Closed risicle closed 3 months ago
This is a very cool implementation based on SIMDs. That said, to be able to build Dexed on a maximum of platforms, this PR cannot be merged because of highway dependency.
PS: I added your fork on Dexed README.md ; thanks for sharing !
This is an offshoot from some experimentation I was doing using dexed and I wasn't really planning on developing further, but in case it's useful to anyone I'll present it here.
This uses google's highway library to add SIMD versions of the most expensive parts of the synthesis. My crude testing suggests modest speed improvements of 10-20% for SSE2 to AVX2, but on an AVX512 machine this easily doubles speed for me. An ARM NEON system showed an embarrassing 4% acceleration.

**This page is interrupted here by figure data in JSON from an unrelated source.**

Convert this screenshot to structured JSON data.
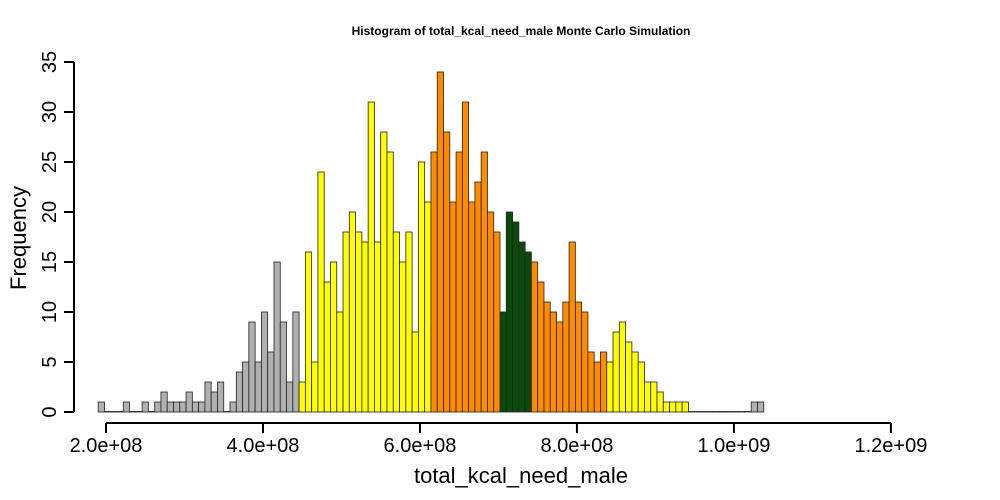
{
  "chart_data": {
    "type": "bar",
    "title": "Histogram of  total_kcal_need_male  Monte Carlo Simulation",
    "xlabel": "total_kcal_need_male",
    "ylabel": "Frequency",
    "xlim": [
      200000000,
      1260000000
    ],
    "ylim": [
      0,
      35
    ],
    "bin_start": 190000000,
    "bin_width": 8000000,
    "x_ticks": [
      200000000,
      400000000,
      600000000,
      800000000,
      1000000000,
      1200000000
    ],
    "x_tick_labels": [
      "2.0e+08",
      "4.0e+08",
      "6.0e+08",
      "8.0e+08",
      "1.0e+09",
      "1.2e+09"
    ],
    "y_ticks": [
      0,
      5,
      10,
      15,
      20,
      25,
      30,
      35
    ],
    "y_tick_labels": [
      "0",
      "5",
      "10",
      "15",
      "20",
      "25",
      "30",
      "35"
    ],
    "grid": false,
    "legend": "none",
    "values": [
      1,
      0,
      0,
      0,
      1,
      0,
      0,
      1,
      0,
      1,
      2,
      1,
      1,
      1,
      2,
      1,
      1,
      3,
      2,
      3,
      0,
      1,
      4,
      5,
      9,
      5,
      10,
      6,
      15,
      9,
      3,
      10,
      3,
      16,
      5,
      24,
      13,
      15,
      10,
      18,
      20,
      18,
      17,
      31,
      17,
      28,
      26,
      18,
      15,
      18,
      8,
      25,
      21,
      26,
      34,
      28,
      21,
      26,
      31,
      21,
      23,
      26,
      20,
      18,
      10,
      20,
      19,
      17,
      16,
      15,
      13,
      11,
      10,
      9,
      11,
      17,
      11,
      10,
      6,
      5,
      6,
      5,
      8,
      9,
      7,
      6,
      5,
      3,
      3,
      2,
      1,
      1,
      1,
      1,
      0,
      0,
      0,
      0,
      0,
      0,
      0,
      0,
      0,
      0,
      1,
      1
    ],
    "colors": {
      "outer": "#b0b0b0",
      "mid": "#ffff00",
      "inner": "#ff8c00",
      "center": "#0a4a0a"
    },
    "color_bands": [
      {
        "min": 190000000,
        "max": 446000000,
        "color": "#b0b0b0"
      },
      {
        "min": 446000000,
        "max": 614000000,
        "color": "#ffff00"
      },
      {
        "min": 614000000,
        "max": 702000000,
        "color": "#ff8c00"
      },
      {
        "min": 702000000,
        "max": 742000000,
        "color": "#0a4a0a"
      },
      {
        "min": 742000000,
        "max": 838000000,
        "color": "#ff8c00"
      },
      {
        "min": 838000000,
        "max": 990000000,
        "color": "#ffff00"
      },
      {
        "min": 990000000,
        "max": 1040000000,
        "color": "#b0b0b0"
      }
    ]
  }
}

Dexed doesn't have a test suite, but comparing the results against the existing scalar implementation showed a maximum relative error of ~0.003 between the two, which will be attributable to a different order of operations in some places.
I don't know whether you'd ever actually want to make dexed depend on libhwy, but this would probably take a bit more polish if you ever wanted to actually merge it - I've tested it only on a limited variety of machines/architectures, haven't included options to disable vectorization support, have only configured libhwy for single-dispatch (no single-binary, dynamic cpu-extension-detecting, but I don't imagine it would be too hard to set that up).
The feedback-based operator loops are way too hard to vectorize, so they are left alone.